Ok. Here we go. I started writing this blog, and what I hope will one day be a book, back in 2013. Maybe even 2012. The book started as a diary-- I guess the blog did too, and now I want to go back and shape it so that it not only tells our specific story but is also useful. As a therapist now working primarily with people going through infertility, I think useful tools to survive the madness is important. Hearing other people's journeys and cultivating hope are part of that tool kit, but I also think there is a process that happens for many of us. There are distinct stages and common issues that arise one you step foot on IF Island. There is resistance and acceptance and everything in between and perhaps there are some insights I might be able to share the address some of these things. That's my goal. Right now it's all very personal so I'm trying to keep the intimacy while making the overall story more broad as well as more tangibly useful. Sooo.... with that in mind I'll share the preface as a staring point and ask a question at the end that might help me direct my efforts and guide my editing. Thanks for hanging in there with me. Any and all comments, thoughts etc are always appreciated.
PREFACE
I’m lying on the shower floor staring up at the underside of my husband’s ball sack. We’re trying to make a baby and my ovulation schedule is clashing with a “surprise” 12-day visit from my brother-in-law. We live in a loft with no walls, and the shower is the only place we can have privacy. So here I am, my legs running up the wall and my hips in the air, trying to defy gravity. Trying to keep all the swimmers moving downstream, I hold my nose and direct my husband to block the water from beating down on my face and then we laugh. We laugh at the absurdity of being put in such positions to create new life, and how much our own lives have changed over the past ten years.

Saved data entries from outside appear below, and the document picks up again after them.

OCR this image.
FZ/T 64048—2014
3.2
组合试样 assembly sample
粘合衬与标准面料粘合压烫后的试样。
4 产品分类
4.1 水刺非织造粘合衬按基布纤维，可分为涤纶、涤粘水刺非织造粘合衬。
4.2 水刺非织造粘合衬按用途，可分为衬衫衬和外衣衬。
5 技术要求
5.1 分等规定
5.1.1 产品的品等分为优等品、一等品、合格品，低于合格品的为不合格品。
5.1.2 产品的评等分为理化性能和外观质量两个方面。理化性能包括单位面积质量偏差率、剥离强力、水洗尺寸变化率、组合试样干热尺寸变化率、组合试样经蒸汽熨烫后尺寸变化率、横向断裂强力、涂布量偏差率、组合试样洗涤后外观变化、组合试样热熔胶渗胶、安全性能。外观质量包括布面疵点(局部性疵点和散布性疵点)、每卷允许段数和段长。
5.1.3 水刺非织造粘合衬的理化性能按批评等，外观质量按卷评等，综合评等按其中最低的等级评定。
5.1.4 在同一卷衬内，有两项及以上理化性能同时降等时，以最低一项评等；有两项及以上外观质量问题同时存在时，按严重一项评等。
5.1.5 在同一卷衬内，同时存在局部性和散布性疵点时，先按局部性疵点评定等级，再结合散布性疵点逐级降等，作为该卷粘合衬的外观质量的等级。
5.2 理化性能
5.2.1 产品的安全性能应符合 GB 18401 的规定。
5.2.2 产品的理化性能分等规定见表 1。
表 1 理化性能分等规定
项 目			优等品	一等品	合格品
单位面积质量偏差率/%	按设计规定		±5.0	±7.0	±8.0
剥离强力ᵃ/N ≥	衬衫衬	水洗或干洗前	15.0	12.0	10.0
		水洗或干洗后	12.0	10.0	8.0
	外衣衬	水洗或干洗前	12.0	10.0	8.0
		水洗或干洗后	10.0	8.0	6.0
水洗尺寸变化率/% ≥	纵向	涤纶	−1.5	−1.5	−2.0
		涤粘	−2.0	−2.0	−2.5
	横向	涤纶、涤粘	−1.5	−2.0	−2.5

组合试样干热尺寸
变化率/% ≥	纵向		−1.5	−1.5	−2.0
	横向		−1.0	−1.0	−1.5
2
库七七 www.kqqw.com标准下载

That was January 2011. We were hopeful. We were naive. We were convinced that by September of that year we’d have a family. Junior Mint would be born healthy, a Virgo or a Libra, with his father’s perfect nose and his mother’s thick hair. He’d be the first grandchild in the family and we would turn my husband’s “man cave” into a nursery. We had it all planned out.
Never could we imagine that by spring 2014, Junior Mint would still be a figment of our imaginations. Never did we think we’d be putting the word out to my OBGYN to call us if a pregnant woman came into his office saying she didn’t want her baby. Never did we dream we’d ever be tracking an abandoned newborn left under a bridge in Ghana, or looking into what pieces of artwork my parents could sell to pay for a round of IVF. And we certainly never imagined asking my sister for her eggs or researching embryo donation. NEVER!
But never say never, right? We had to reframe the ideas we had about how we were going to “construct” our family, and we had to accept that none of them were going to be easy -- or cheap. We watched as most of our friends popped out one, two, even three kids with ease, usually taking the miracle of life for granted. And we had to constantly remind each other that, somehow, some way, come hell or high water, we would eventually become parents.
QUESTION:
What are the distinct stages you feel you experienced or are experiencing on your "journey to parenthood?" (Example: confusion, sadness, anger, denial, refusal to accept, letting go of genetics, accepting reality, jealousy, feeling I'm cursed...etc)
Are there any specific topics, issues, or concerns you wish you had some tools to deal with? (Example: how to process moving to third party reproduction and letting go of genetics, dealing with friends who are pregnant, working with anxiety of the unknown, etc.)